Every year on my birthday I used to treat myself to a horror movie, assuming, of course, that there was one playing at one of the local cinemas (curiously, there always was). Halloween was that year's very special delight. I was already a fan of its up-and-coming director and a short while later I made the easy decision to write my film school thesis on his early work. Like The Exorcist, Halloween wasn't working from a template but was unknowingly about to become one. This is a horror film with precious few precedents (we'll give a nod, perhaps, to Bob Clark's splendid Black Christmas) and a singular purpose – to scare its audience shitless. Mission accomplished. Back in that first screening, I sat in my seat and was slowly wound up and intermittently made to jump, but it was the final, unrelenting ten minutes of terror that really did it for me. And it wasn't a shock or a sudden act of violence that cranked up the tension into the realms of terror, but the simple act of accompanying young Laurie Strode as she enters the building in which her friends have been killed. The house is in darkness, we know what's waiting for her but she is unaware, and there are noises upstairs. "Hello?" she asks of the darkness, as this particular audience member curled into a ball and seriously considered rolling out through the fire exit. This is just the sort of experience that turns casual film viewers into movie obsessives. You can read more about why this film had such an effect on me in my Blu-ray review.
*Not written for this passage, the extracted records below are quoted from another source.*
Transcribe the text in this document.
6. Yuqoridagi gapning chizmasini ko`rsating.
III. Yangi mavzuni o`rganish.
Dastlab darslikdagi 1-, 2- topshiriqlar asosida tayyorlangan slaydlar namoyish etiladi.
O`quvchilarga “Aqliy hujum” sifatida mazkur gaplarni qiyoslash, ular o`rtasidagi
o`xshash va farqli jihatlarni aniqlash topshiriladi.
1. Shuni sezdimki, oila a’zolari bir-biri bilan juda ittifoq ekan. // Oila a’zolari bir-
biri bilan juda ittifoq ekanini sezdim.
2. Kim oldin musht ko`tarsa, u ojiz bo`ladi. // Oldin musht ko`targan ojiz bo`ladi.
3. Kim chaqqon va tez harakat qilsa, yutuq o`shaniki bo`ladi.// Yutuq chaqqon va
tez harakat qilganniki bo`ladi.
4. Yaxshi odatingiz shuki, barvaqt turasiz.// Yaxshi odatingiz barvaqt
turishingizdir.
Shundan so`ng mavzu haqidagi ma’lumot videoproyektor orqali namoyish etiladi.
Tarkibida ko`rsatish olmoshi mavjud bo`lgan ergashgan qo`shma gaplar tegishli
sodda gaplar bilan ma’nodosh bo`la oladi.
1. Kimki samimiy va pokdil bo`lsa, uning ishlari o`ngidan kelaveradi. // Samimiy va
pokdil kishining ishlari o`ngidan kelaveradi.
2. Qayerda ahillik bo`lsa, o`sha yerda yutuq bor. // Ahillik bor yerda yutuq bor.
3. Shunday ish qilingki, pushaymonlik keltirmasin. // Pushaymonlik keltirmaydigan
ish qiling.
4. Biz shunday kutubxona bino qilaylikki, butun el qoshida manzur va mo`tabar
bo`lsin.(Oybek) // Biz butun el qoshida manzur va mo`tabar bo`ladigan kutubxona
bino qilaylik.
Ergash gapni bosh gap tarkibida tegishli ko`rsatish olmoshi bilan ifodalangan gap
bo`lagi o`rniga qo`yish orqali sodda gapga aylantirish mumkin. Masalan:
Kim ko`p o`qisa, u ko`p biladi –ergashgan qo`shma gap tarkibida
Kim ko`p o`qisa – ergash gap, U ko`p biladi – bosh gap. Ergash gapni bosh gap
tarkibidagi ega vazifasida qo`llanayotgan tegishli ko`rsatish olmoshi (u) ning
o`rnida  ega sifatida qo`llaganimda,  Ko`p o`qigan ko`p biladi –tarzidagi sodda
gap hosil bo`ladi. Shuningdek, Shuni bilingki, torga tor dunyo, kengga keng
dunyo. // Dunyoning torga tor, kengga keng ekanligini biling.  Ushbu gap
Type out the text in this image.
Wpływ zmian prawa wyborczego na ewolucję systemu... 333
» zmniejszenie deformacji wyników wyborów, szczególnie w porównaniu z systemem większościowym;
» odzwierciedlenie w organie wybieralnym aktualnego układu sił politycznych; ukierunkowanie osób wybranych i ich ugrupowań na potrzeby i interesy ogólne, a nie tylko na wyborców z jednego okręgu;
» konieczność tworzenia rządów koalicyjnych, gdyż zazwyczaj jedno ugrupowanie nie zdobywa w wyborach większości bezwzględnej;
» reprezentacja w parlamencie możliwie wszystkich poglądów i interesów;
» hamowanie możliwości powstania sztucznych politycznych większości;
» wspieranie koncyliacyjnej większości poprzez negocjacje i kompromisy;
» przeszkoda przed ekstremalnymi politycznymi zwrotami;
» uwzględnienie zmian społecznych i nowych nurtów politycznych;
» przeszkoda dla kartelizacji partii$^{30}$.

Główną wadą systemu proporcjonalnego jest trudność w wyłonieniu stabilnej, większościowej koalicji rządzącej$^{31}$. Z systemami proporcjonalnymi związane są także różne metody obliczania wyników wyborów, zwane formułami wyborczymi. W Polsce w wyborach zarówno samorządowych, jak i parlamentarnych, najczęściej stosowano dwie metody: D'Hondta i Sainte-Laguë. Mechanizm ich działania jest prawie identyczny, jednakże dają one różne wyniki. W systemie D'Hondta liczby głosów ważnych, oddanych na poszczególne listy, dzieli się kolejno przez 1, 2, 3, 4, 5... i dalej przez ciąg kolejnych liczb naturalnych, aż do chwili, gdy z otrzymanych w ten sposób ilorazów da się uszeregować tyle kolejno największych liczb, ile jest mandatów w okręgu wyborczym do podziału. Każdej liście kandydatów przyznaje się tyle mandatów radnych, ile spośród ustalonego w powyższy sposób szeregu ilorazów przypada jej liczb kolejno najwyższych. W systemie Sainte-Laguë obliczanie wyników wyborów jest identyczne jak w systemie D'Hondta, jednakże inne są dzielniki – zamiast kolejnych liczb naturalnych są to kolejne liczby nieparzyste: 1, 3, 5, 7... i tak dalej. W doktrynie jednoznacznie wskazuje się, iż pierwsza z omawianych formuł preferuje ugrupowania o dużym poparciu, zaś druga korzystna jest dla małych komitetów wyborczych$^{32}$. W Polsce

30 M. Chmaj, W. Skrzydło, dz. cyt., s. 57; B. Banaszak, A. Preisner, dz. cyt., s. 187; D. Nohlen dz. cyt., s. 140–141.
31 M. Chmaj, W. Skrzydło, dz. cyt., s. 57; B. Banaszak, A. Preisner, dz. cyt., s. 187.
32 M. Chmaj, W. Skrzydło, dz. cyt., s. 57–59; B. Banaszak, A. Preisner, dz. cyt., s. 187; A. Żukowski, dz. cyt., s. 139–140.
Alien (Ridley Scott, 1979)

While this horror-science fiction crossover gem is on Camus's list as well, and he's already made an excellent case for why it should be there, I need to also include it on mine for one very simple reason: my first viewing of Alien was the last time that I sat in a cinema and cowered with terror. I knew little about the film when I sat down to watch it beyond some exciting advance word and the fact that it was directed by Ridley Scott, whose first film, The Duellists, I had really responded to. I booked a ticket well in advance for its opening Saturday at the Odeon Leicester Square, but a week before the screening was I hit with a crippling bout of gastroenteritis. As the Saturday approached and the illness showed only vague signs of starting to shift, I phoned the cinema and managed to swap my near front-centre seat for one further back and at the end of a row, giving me quick and easy access to toilets should I suddenly need them. Getting to and across London in such a state was a job and a half, but I arrived nonetheless and wedged myself into my emergency seat, armed with the latest issue of Time Out, which sported a mouth-watering review of the film. Seriously, check out this bit: "By developing a number of ingenious twists, pacing each shock with a calculation amounting to genius and using his imagery like a Freudian tommy-gun, Scott makes it look and feel like a new experience." And the film did not in any way disappoint. It looked amazing, sounded superb and gradually built an air of genuine dread that exploded in the now famous chest-burster scene, after which the tension just didn't let up. But the moment I nearly slid under my seat in fear was when Captain Dallas crawls into the air shafts that we and he know that this huge and lethal creature is using to move around, a claustrophobic space too restrictive to allow for easy escape in any direction. Kicked off by the teeth-on-edge scrape of the metal iris doors used to close off sections (a brilliantly foreboding bit of production design), it reaches a heart-stopping peak when the creature is detected and heads straight for where Dallas is sitting, helplessly wondering which way to go next. And what do you know, so wrapped up was I in the film that I didn't once feel the need to dive off to the loo, and emerged from the cinema feeling better than I'd done on well over a week. Films really are the very best medicine.